So often, we Scriblerians review books, talk about authors, and recommend the latest or the best that we’ve read ourselves. As I happened to read that most familiar of psalms, number twenty-three, I was reminded how much I take for granted when reading scripture. The Bible is literature, too!

“The Lord is my Shepherd. I shall not want.”





I’ve known Psalm 23 my whole life. When I was little, people read it to me. Later, I memorized it, and over a lifetime I have daily read the psalms for decades. When it’s number twenty-three’s turn, I tend to run through it once again. Ho-hum. And shame on me.

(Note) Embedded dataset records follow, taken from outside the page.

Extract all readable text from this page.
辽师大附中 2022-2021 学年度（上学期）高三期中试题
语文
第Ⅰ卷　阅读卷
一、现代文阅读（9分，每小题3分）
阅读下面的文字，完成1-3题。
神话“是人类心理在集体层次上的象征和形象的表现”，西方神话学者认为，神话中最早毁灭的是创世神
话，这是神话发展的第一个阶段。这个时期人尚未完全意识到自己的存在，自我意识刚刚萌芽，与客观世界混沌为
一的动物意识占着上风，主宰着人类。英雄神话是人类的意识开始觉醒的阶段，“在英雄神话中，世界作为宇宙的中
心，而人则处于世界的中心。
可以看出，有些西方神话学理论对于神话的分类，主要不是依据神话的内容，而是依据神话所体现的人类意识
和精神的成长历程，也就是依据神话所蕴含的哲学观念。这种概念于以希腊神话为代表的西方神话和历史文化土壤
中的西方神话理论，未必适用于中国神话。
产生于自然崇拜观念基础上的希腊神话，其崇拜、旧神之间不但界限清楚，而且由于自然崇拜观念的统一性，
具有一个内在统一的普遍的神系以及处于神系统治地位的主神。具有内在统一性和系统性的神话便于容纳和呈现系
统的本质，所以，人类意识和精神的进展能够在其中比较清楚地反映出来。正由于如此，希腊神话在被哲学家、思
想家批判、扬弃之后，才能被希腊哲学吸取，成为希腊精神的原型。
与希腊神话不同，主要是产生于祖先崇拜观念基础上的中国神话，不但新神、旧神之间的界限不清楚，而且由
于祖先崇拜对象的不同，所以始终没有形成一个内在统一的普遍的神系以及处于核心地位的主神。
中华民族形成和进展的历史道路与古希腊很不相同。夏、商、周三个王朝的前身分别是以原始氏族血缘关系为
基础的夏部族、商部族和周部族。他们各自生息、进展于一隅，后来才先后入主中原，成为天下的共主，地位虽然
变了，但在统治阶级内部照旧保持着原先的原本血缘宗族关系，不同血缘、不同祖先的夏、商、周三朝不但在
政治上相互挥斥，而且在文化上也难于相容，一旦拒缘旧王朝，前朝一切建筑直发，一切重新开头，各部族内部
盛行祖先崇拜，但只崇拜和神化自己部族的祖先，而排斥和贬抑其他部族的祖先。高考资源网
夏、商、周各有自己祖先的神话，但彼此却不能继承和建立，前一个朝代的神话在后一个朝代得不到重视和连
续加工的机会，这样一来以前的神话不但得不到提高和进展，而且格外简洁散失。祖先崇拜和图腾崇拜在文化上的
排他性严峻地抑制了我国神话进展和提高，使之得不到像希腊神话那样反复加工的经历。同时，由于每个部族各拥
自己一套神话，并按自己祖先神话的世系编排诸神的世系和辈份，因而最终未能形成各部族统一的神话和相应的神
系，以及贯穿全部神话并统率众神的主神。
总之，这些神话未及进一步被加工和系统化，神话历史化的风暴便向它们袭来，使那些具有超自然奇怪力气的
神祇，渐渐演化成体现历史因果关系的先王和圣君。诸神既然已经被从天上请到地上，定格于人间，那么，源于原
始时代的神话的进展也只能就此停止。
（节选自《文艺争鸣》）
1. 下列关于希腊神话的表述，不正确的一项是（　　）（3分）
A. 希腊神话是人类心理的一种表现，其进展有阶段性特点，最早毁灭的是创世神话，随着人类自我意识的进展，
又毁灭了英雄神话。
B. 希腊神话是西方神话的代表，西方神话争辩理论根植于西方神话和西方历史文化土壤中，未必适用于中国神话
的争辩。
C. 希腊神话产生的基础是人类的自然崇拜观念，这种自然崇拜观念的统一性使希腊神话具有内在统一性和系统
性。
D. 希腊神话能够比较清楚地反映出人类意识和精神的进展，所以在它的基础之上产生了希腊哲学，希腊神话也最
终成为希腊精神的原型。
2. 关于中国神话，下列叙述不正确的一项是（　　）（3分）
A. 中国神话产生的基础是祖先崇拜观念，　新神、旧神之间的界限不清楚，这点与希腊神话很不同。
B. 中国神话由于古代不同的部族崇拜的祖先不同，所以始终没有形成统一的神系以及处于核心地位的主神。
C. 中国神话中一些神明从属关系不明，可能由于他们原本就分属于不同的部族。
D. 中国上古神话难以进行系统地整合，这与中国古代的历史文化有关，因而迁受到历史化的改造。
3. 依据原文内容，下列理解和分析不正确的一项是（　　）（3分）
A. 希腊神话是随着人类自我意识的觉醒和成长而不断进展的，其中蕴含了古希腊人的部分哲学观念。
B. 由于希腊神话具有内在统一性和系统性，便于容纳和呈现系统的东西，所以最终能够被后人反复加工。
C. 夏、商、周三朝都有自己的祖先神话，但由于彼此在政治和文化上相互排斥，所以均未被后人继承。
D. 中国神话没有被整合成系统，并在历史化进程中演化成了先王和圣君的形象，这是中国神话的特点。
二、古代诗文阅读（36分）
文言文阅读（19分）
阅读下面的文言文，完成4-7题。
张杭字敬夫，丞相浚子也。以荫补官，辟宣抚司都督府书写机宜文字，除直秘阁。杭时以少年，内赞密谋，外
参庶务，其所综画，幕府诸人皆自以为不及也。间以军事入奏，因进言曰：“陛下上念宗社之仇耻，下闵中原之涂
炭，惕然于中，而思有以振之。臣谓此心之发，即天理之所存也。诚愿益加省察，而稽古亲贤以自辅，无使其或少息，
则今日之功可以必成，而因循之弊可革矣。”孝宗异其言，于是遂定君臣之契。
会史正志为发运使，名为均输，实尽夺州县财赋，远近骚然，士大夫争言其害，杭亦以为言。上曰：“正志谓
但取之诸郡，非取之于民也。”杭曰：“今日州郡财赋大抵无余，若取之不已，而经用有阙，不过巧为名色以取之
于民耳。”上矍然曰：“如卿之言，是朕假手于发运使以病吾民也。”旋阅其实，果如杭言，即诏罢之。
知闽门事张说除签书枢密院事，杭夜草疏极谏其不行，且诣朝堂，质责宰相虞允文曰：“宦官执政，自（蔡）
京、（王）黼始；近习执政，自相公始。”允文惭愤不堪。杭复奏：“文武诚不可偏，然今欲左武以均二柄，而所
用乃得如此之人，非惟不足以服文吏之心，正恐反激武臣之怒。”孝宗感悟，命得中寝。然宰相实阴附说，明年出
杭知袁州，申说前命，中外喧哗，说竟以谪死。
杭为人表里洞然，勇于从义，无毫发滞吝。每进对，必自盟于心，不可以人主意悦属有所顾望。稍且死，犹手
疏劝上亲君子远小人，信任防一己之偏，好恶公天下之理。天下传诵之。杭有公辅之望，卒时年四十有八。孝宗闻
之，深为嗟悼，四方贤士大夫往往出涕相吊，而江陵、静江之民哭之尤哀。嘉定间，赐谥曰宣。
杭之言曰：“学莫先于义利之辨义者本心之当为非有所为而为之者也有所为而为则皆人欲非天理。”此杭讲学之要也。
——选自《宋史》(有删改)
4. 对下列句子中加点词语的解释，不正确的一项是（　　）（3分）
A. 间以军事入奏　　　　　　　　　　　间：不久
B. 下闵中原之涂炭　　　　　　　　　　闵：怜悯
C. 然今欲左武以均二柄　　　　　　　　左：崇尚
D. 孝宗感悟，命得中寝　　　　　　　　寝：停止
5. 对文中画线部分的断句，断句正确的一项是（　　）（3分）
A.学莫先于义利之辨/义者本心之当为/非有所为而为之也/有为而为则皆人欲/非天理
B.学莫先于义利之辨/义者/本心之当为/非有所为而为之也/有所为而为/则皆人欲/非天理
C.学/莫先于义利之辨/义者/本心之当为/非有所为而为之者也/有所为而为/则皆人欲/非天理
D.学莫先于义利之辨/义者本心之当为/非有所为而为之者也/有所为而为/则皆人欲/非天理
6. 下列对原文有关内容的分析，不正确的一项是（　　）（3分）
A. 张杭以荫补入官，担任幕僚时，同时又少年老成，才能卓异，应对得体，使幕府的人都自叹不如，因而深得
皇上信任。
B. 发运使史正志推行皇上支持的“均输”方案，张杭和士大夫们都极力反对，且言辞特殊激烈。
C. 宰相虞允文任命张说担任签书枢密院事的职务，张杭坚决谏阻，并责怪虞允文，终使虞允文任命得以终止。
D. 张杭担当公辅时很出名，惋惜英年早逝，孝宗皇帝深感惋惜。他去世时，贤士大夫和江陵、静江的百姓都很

But it struck me on my last reading: how do these words sound to kids the first time they hear the psalm? What were my perceptions when I heard this at age three, five, eight?

I want to look at each verse through fresh eyes. Today, let’s start with verse one. Just the first part of it.



You: The Lord is my Shepherd. What does that mean?

Kid: Oh! Oh! A shepherd wears a long robe and some kind of scarf on his head, and he carries a stick that looks like a candy cane, and he tells the sheep where to go.”

You: That’s right. And do the sheep always go where he tells them?

Kid: Yeah. But if they don’t, he has a dog that chases them back to all the other sheep.

You: What if he doesn’t have a dog?

Kid (takes a moment to think): He yells at ‘em?

You: Maybe, but that’s what the candy cane stick is for. He grabs the sheep with the hook part and pulls it back to the rest of the flock.

Kid: Ow!

You: Yeah, but it doesn’t hurt as much as a wolf eating it after it runs away.

(Now, that could make an impression on a young mind!)

You: Do you know that Jesus was really talking about God and people? Jesus is the Shepherd and the people are sheep?

Kid: I’m a sheep?

You: You’re like a sheep. You don’t always know the right thing to do, but Jesus the Shepherd does. He tells you which way to go and what you ought to do.

Kid: So who is like the wolf?

You: Anyone who tells you to do something bad so you can get in trouble. The devil, for sure. Sometimes, bad people who try to get you to do the wrong thing could be called wolves.

Kid: But Jesus doesn’t grab me with a candy cane stick when I get in trouble.

You: No, but he uses people to make you behave or protect you from trouble. Remember when your dad held onto you so you wouldn’t go over the edge of the waterfall?

floating on Grafton Pond

floating on Grafton Pond


I could go on with this fictional conversation, but you get the idea. What if you had a similar talk with a child in your own life? Or maybe you already have. I’ll bet the child’s viewpoint was as refreshing to you as yours might be to him or her.

Once a week, I’ll be adding additional dialogs concerning Psalm 23 on my personal blog, Come on over and check it out. You might be able to use those conversations as a jumping off point for a discussion in your own family.






  1. Really great post, Linda. I’m looking forward to the rest of the series. Psalm 23 is wonderful. I can’t hear it enough.


  2. We did a Bible story on a book called A Shepherd Looks at Psalm 23. It was eye-opening at what the psalm means in a literal sense. How a shepherd takes care of his sheep. And our Shepherd takes even better care of us!


  3. That’s what I would love for parents to communicate to their kids – how Jesus the Shepherd is the best Person in the whole world to watch over us. Wish I’d thought of this thirty years ago.